The White House and Congress should do a better job of considering the foreign policy implications of making billion-dollar arms sales to the Middle East, says the
Government Accountability Office (GAO).
The report reviewed sales from 2005-2009 to the Persian Gulf states of Saudi Arabia, the United Arab Emirates (UAE), Bahrain, Kuwait, Oman and Qatar, all of which are allies of the United States, but none of which meets the standards of a modern democracy. The U.S. made arms transfers to the region using two programs: Foreign Military Sales, which are overseen by the Department of Defense, and commercial sales, which are reviewed by the Department of State. For all such sales to be approved, Defense and State are supposed to prove that the sales advance U.S. foreign policy and national security goals.

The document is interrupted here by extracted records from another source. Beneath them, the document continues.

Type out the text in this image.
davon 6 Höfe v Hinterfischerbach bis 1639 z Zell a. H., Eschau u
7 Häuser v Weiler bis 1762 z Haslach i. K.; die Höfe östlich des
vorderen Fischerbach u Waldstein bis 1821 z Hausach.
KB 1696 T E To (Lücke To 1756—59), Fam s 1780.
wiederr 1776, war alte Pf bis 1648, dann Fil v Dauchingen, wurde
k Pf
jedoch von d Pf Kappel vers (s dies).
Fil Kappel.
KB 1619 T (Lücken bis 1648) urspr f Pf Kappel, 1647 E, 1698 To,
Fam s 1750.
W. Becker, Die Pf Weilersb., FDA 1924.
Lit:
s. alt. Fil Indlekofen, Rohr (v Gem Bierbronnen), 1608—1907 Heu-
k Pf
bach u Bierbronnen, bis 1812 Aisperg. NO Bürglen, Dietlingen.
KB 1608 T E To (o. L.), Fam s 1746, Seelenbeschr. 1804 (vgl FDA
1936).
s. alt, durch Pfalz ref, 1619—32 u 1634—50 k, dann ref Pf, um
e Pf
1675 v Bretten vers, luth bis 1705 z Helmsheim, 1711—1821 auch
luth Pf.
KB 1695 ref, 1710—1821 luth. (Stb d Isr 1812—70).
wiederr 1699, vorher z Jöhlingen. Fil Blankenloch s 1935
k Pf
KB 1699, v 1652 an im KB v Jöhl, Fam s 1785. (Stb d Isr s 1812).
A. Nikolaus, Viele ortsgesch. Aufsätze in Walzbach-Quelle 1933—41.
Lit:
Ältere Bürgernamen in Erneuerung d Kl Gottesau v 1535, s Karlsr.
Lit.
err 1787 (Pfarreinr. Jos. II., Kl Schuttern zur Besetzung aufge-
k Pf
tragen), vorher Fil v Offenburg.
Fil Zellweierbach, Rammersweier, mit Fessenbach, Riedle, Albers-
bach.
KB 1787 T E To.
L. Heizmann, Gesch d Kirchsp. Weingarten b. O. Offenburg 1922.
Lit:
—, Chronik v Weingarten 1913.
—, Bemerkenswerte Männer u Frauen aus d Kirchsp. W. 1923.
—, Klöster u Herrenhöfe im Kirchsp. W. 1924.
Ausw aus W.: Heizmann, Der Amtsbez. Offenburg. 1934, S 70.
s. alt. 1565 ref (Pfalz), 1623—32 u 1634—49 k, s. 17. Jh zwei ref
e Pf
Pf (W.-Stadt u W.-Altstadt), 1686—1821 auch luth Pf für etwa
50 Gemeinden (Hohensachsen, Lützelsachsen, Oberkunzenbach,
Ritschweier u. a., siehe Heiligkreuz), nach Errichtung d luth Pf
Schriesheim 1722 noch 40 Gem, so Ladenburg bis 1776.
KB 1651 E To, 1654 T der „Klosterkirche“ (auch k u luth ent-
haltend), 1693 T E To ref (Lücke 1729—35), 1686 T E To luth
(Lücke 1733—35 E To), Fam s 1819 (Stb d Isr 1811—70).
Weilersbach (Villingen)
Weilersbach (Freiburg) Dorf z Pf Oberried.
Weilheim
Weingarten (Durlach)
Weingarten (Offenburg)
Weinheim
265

However, the GAO determined that in most cases no such determination was made, and it questioned whether the deals really were in the national interest of the United States. In its
report the watchdog agency remarked: “U.S. priorities are not consistently considered before such sales are authorized.”
The assessment comes at a time when the Obama administration is proposing to sell $4.2 billion in weapons to
Iraq, including 18 F-16 fighter jets, Sidewinder air-to-air missiles, laser-guided bombs and reconnaissance equipment. The administration also wants to deliver an even larger package of aircraft and defense equipment to
Saudi Arabia, worth more than $60 billion.